La décision de Latran IV, en 1215, de ne pas multiplier les règles de vie, ne s’applique pas à saint François qui en a déjà rédigé une, et des plus radicales, en 1209. Dominique, lui, choisit la règle de saint Augustin, qui l’enracine dans son propre terreau, ce qu’il a déjà vécu, expérimenté et qu’il aime : la tradition canoniale. Du point de vue des observances, il emprunte beaucoup à Prémontré et même littéralement ; des formules fulgurantes sont prises dans le trésor de Grandmont. Mais Dominique ajoute des innovations qui s’insèrent dans l’ensemble et le rendent apte au nouveau monde du XIIIe siècle : l’étude et la dispense de l’observance pour l’étude et l’apostolat. Le système est totalement électif pour les Supérieurs, la représentation de la base est assurée dans les institutions capitulaires, etc.

Si les ordres mendiants sont dirigés vers les frontières, elles sont celles d’un double choc, ressenti par François et Dominique, celui de l’hérésie d’une part, des cathares et des vaudois nombreux en Italie et en Languedoc, et d’autre part, celui des peuples qui ne connaissent pas le Christ, l’Islam pour saint François, et les païens du Nord rencontrés par Dominique au cours de son voyage au Danemark.

La frontière qui les attire et les motive est celle de la foi ; annoncer la foi à ceux qui l’ont perdue ou à ceux qui n’ont pas pu la recevoir. Par la parole et l’exemple, les ordres mendiants sont donc essentiellement missionnaires.

Les jésuites

Il est évidemment banal de rappeler que le XVIe siècle n’est plus le Moyen Âge. L’Église de ce temps n’est plus l’Église médiévale. La théocratie n’est plus de mode et elle n’est même plus possible car, après la servitude d’Avignon et le scandale du Grand Schisme, la papauté est tenue en tutelle par le conciliarisme et a fini par se discréditer elle-même dans le luxe et dans le lucre de la Renaissance.

Certes, la chrétienté a réagi par un renouveau de ferveur des laïcs, par la constitution de confréries, de Tiers-Ordres, des groupes d’“amis de Dieu”, par une spiritualité exigeante, plus incarnée et plus dévote. Mais en quarante ans, de 1480 à 1520, l’Europe a connu trois bouleversements aux conséquences immenses : l’imprimerie a démultiplié le savoir, la découverte par l’Espagne et par le Portugal de Nouveaux Mondes a démultiplié l’espace, la Réforme de Luther va-t-elle démultiplier l’Église ?
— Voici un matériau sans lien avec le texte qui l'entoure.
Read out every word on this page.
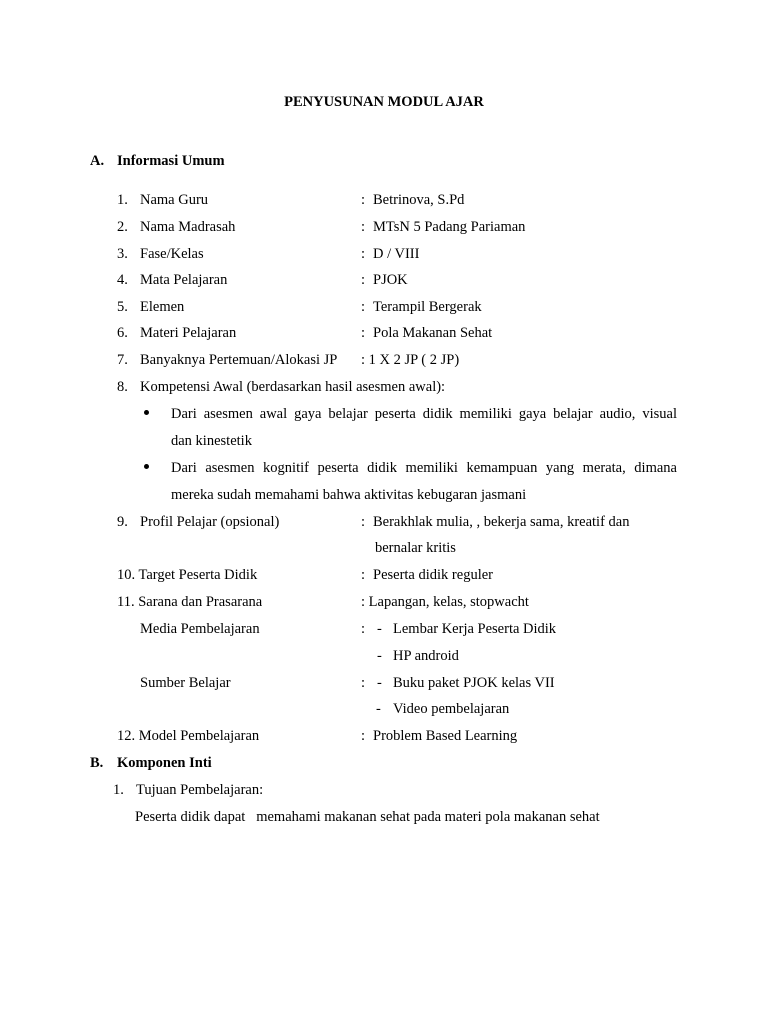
PENYUSUNAN MODUL AJAR
A. Informasi Umum
1. Nama Guru	: Betrinova, S.Pd
2. Nama Madrasah	: MTsN 5 Padang Pariaman
3. Fase/Kelas	: D / VIII
4. Mata Pelajaran	: PJOK
5. Elemen	: Terampil Bergerak
6. Materi Pelajaran	: Pola Makanan Sehat
7. Banyaknya Pertemuan/Alokasi JP : 1 X 2 JP ( 2 JP)
8. Kompetensi Awal (berdasarkan hasil asesmen awal):
Dari asesmen awal gaya belajar peserta didik memiliki gaya belajar audio, visual
dan kinestetik
Dari asesmen kognitif peserta didik memiliki kemampuan yang merata, dimana
mereka sudah memahami bahwa aktivitas kebugaran jasmani
9. Profil Pelajar (opsional)	: Berakhlak mulia, , bekerja sama, kreatif dan
bernalar kritis
10. Target Peserta Didik	: Peserta didik reguler
11. Sarana dan Prasarana	: Lapangan, kelas, stopwacht
Media Pembelajaran	: - Lembar Kerja Peserta Didik
- HP android
Sumber Belajar	: - Buku paket PJOK kelas VII
- Video pembelajaran
12. Model Pembelajaran	: Problem Based Learning
B. Komponen Inti
1. Tujuan Pembelajaran:
Peserta didik dapat   memahami makanan sehat pada materi pola makanan sehat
En apparence la conversion d’Ignace de Loyola répond plutôt à un défi intérieur qu’extérieur. Mais, par miracle, le bouleversement du cœur va répondre aux grandes interrogations, aux grandes attentes de son temps. Les “Exercices”, qui ont leurs racines dans la dévotion moderne mais d’abord dans l’Évangile, vont devenir un instrument étonnant pour donner du réalisme à ceux qui ont l’idéal de se transformer intérieurement, et par eux à l’Église. Comme toujours, le premier défi est donc celui de la conversion personnelle ; viennent ensuite les moyens qui s’adaptent aux requêtes du temps.

Les éléments de rupture avec la tradition, tiennent surtout à ce qu’Ignace et ses premiers compagnons brouillent les catégories reçues. Us ne sont pas cénobites mais pourront vivre ensemble. Ils sont clercs mais ne dépendent pas d’un évêque. U y a déjà eu la tentative des Théatins, jalousement protégés par Paul IV, mais la nouvelle Compagnie fait preuve d’une disponibilité, d’une humilité, d’une efficacité telles que les jésuites sont les instruments intelligents du monde nouveau qui est alors enfanté et qui est le monde moderne. Us sont dès la première génération, au milieu du XVIe siècle, sur toutes les frontières. Mais là encore, la continuité les hante en nous donnant une leçon qu’il faudra méditer. Les fondations religieuses sélectionnent ou plus exactement mettent en relief, dans la tradition, ce qui convient le mieux à leur destin et à leur vocation ecclésiale.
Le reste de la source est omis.